Hay una solución más sencilla y es aumentar los aranceles (habría otras más sofisticadas, pero no merece la pena entrar en detalles en este artículo). En este punto los partidarios de la globalización suelen utilizar la falacia de la pendiente deslizante y hablar de autarquía, de volver a la cueva o de dedicarnos todos a la cría de cabras. Nada más lejos de la realidad. Como Rodrik analiza en su libro, cuando la economía está muy cerrada (en autarquía o cerca de ella) las ganancias del comercio son inmensas. Sin embargo, en economías tremendamente abiertas como las nuestras, las ganancias de continuar esa apertura son muy reducidas, y también lo son las pérdidas de cerrarse un poco más.

La propia Unión Europea, un paradigma de la globalización, ha marcado el camino cuando en reiteradas ocasiones ha reventado la agenda de la Organización Mundial de Comercio por negarse a liberalizar la agricultura, abriendo sus mercados agrícolas a la competencia internacional. Han hecho lo correcto, por unas (supuestas) ganancias insignificantes en el PIB mundial ¿merece la pena que se sigan despoblando nuestros pueblos, esa España vacía? ¿Merece la pena que los productos agrícolas viajen miles de kilómetros del campo a la mesa con la consiguiente huella de carbono y su efecto sobre el clima?

De la misma forma, sería posible levantar alguna pequeña protección en ciertos sectores, con escasas repercusiones en términos monetarios, pero que fuese permitiendo desarrollar una política económica basada en evidencias orientada hacia el incremento de la felicidad del conjunto de la población. Si tomamos al pie de la letra la cifra de 20.000$ per capita a partir de la cual los niveles de felicidad no varían con la renta, sino a causa de otros factores, disponemos de un amplio margen. No sería necesario llegar tan lejos.

Sería posible, sí, aunque nadie habla de ello. A los que hablan de un cierto grado de relocalización económica se los tacha de xenófobos, pero nada tiene que ver la búsqueda de la felicidad, o primar la decisión colectiva sobre la encarnizada competencia económica con el desprecio a otras culturas.
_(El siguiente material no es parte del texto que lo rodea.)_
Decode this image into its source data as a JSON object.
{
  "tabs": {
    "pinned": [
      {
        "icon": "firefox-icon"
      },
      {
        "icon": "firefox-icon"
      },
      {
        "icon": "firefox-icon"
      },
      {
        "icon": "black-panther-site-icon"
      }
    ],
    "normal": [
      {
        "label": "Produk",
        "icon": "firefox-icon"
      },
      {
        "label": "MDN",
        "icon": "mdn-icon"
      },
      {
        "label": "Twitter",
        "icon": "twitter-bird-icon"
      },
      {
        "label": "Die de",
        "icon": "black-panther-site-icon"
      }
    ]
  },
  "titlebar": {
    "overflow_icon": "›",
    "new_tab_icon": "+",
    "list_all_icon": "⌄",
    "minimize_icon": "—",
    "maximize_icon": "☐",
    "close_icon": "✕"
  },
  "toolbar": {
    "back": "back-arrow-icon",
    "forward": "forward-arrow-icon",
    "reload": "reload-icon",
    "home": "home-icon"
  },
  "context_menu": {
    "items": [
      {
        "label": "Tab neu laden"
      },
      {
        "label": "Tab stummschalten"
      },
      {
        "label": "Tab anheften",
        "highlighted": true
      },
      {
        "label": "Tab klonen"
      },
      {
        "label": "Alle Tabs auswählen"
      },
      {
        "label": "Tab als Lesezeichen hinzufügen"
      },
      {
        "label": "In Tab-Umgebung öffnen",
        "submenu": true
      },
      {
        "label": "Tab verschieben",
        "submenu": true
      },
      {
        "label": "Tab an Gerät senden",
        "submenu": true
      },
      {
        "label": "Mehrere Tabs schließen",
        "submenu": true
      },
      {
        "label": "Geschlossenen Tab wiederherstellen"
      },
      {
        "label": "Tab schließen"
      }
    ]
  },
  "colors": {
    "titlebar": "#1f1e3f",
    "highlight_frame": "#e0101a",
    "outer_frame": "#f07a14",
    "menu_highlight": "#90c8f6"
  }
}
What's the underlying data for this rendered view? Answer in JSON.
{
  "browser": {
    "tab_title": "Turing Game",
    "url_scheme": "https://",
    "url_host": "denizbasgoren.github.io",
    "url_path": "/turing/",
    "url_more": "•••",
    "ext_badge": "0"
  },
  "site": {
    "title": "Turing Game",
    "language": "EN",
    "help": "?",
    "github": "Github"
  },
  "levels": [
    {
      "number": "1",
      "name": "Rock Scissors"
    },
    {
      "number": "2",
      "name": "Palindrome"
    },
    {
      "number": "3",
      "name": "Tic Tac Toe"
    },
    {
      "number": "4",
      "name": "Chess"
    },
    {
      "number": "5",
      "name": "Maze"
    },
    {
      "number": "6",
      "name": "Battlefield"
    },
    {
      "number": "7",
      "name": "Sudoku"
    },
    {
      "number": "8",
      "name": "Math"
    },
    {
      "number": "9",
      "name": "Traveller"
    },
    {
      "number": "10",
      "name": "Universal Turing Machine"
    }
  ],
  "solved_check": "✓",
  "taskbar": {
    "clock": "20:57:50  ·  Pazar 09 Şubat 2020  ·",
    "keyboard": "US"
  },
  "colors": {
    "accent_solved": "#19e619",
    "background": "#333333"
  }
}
Gracias a Dios se pueden comprar los tomates a tu vecino y tener un amigo marroquí, no hay ninguna incompatibilidad lógica en ello. No mire a ningún partido político, el silencio puede ser incómodo, pero bien merece la pena ir tomando conciencia de estas paradojas, quizás antes de lo que pensamos llegué el momento en que se puedan poner sobre la mesa. Mientras tanto el lector puede empezar por comprar parte de sus alimentos a productores locales a través de algún grupo de consumo agroecológico, reduciendo de paso su huella de carbono.